It’s an exciting time to work in luxury packaging, if a new study from Smithers Pira is to be believed. The print and packaging consultancy says more and more brands are recognising the value that high-end packaging can bring, and fewer are satisfied with bog-standard offerings.
The excitement was keenly felt at the second of this year’s Packaging Innovations and Luxury Packaging shows, held at London’s Olympia last month. With 180 exhibitors congregated under one roof there was a real buzz among packaging specialists who are increasingly aware that their potential client base is expanding significantly.
Expo organiser Easyfairs says the London show was attended by more than 4,300 visitors this year. This was the first edition of the show under the control of new divisional director James Drake-Brockman, and he says his plan to target a more diverse range of brands had paid off.
“Not only did we welcome more visitors and host more suppliers than ever before, but we also successfully introduced our revamped conference format,” he says.
“Visitors clearly recognised that this was the perfect platform to see the latest trends and newest technologies before everyone else, and so came in force.”
According to the Smithers Pira report on luxury packaging, published in August, the market was valued at $13.77bn (£10.4bn) in 2016 and is expected to grow to $14.25bn this year. There is a focus on ‘premiumisation’, led by the food and drink sector, manifested in the development of packs that promise a luxurious experience within. UK dessert brand Gü and its ‘indulgent’ branding was singled out as an example.
The report also indicates that print costs are falling for personalisation jobs and, with Coca-Cola selling more than 150 million of its individualised Share-a-Coke bottles, interest in personalisation remains high.
Exhibitors PrintWeek spoke with said the food industry was making the most of luxury packaging as a fresh marketing strategy.
“We still get interest from other sectors, but we have moved from around 30% food customers a few years ago to 80% now,” says Alexir Partnership business development manager Alan Hill.
“We pride ourselves on offering something a bit different so brands come to us and we will be enthusiastic to help their product stand out.

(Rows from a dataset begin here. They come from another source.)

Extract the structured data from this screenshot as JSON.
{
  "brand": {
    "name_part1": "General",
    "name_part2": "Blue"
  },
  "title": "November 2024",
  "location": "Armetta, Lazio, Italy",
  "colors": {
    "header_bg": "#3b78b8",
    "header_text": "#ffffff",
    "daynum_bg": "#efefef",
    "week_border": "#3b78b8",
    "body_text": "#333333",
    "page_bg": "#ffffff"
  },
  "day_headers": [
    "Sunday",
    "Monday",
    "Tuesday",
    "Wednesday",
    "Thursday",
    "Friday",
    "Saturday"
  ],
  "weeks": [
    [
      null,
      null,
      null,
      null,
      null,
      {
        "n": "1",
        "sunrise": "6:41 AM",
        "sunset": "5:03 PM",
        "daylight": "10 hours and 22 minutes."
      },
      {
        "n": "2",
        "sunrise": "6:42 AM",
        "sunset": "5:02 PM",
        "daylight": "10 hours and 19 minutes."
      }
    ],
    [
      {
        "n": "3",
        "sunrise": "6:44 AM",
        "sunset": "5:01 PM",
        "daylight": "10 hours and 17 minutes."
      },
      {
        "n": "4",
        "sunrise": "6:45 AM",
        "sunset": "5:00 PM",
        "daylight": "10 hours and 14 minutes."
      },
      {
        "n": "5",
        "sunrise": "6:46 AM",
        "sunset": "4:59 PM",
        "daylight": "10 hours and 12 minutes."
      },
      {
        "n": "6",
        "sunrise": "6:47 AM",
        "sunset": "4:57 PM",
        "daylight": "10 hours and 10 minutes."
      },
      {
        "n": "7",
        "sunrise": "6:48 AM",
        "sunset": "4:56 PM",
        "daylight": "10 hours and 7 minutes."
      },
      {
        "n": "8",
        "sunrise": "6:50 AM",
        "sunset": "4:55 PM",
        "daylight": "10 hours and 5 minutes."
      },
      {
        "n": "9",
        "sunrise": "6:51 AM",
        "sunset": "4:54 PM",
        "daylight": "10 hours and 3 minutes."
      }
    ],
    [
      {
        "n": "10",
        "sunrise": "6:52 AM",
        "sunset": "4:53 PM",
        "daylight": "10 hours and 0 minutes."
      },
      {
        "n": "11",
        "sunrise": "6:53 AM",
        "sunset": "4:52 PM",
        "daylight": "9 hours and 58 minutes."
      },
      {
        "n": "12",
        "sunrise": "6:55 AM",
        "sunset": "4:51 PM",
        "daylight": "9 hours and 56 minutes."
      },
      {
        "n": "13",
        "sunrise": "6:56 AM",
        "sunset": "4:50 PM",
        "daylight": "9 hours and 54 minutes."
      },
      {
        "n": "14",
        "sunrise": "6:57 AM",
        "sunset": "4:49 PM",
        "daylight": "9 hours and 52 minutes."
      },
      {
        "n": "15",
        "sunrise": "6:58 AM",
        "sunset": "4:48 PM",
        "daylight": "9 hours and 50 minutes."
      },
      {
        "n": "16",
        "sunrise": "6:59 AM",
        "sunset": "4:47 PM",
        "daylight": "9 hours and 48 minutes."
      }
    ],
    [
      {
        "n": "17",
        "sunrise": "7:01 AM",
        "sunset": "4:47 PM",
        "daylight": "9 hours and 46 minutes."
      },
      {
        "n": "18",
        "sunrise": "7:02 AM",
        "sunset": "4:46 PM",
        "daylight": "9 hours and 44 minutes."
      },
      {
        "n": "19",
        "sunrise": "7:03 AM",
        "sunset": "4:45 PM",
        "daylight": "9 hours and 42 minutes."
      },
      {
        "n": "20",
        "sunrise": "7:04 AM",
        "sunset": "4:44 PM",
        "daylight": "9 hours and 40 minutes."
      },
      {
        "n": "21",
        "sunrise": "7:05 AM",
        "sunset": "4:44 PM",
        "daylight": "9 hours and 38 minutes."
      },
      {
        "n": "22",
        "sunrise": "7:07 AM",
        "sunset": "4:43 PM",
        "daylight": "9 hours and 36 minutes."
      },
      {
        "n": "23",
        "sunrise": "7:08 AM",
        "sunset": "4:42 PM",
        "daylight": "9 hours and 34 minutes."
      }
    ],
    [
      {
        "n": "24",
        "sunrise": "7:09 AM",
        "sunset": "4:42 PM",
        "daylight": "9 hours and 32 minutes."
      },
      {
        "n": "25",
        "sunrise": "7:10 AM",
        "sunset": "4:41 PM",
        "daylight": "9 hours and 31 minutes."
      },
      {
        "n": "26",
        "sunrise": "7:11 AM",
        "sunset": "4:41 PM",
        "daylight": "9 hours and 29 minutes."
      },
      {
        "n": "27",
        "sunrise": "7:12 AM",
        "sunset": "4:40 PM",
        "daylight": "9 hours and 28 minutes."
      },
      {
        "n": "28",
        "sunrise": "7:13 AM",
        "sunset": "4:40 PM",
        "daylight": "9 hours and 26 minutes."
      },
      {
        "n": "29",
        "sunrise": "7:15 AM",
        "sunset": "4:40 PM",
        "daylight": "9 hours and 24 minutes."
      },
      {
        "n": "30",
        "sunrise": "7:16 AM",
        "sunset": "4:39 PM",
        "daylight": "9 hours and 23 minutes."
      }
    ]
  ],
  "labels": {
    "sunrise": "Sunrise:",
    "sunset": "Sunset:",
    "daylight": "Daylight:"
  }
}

That’s why higher quality packaging is starting to appeal to customers.”
With general consumer brands such as Asda, Heineken, and Mars in attendance, the indication was that luxury packaging is still on the rise. Combining big names with a high volume of new start-ups adds up to a lot of customers who may need a guiding hand to know exactly what luxury packaging can do for their brand.

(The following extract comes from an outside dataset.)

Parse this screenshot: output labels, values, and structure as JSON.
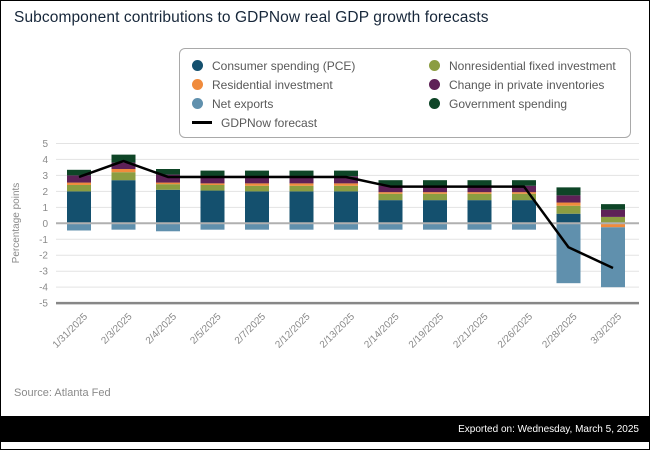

“The definition of luxury is broadening because many mainstream brands want things to have that quality now,” says Alan Davies, packaging giant Essentra’s global design manager.
“Something tactile that you can hold in your hand will have sticking power. Brands may come in with these big, complicated ideas for us to carry out. But complex things are usually less effective, so we try to make our luxury ideas as immediate and simple as we can.”
With more brands interested in luxury packaging, the increased demand is likely to lead to more packaging specialists trying to meet their needs. One firm that was keen to extend a guiding hand is Vivid Laminating Technologies, which was showcasing its range of Matrix digital laminators at the event.
“We only just went into packaging last year but it has proven lucrative for us and our Matrix laminating machines really are the machine you need if you are making luxury packaging,” says sales team leader Duncan Cross.
“We have been able to advise a lot of graphic designers who wanted to know where they could find manufacturers using our machines.”
Although many exhibitors were courting the mass market for new business opportunities, there were still several specialists happy to remain in their niche, luxury world. As luxury becomes mainstream, parts of the prestige contingent made a point to hold their ground.
Fedrigoni’s Carol Tindal and Nick Rowley allude to several “elusive” high fashion brands they were finally able to meet with during the event, while Easyfairs confirmed that no less than Bulgari, Chanel and Harrods were also in attendance.
Leicestershire-based Label Apeel, while showcasing products printed with inks that fluoresce under UV light, also made sure to plant its flag firmly at the high end of the market, showing little interest in mass production or sacrificing the quality of its output.
“We work with the people who are real sticklers for detail and want everything perfect down to the millimetre,” says Label Apeel sales executive Craig Goodman.
“We are not a brand to shy away from a challenge, but our focus is certainly on high quality rather than cutting costs.”
The Birmingham edition of the show returns to the NEC in early 2018 and back to Olympia next September. With 75% of exhibitors rebooking their spaces onsite, the value of the expo to its visitors appears undeniable.
More than anything, it’s clear that there is significant growth taking place in the luxury packaging market. Luckily for brands and manufacturers alike, Easyfairs is helping to make the most of it.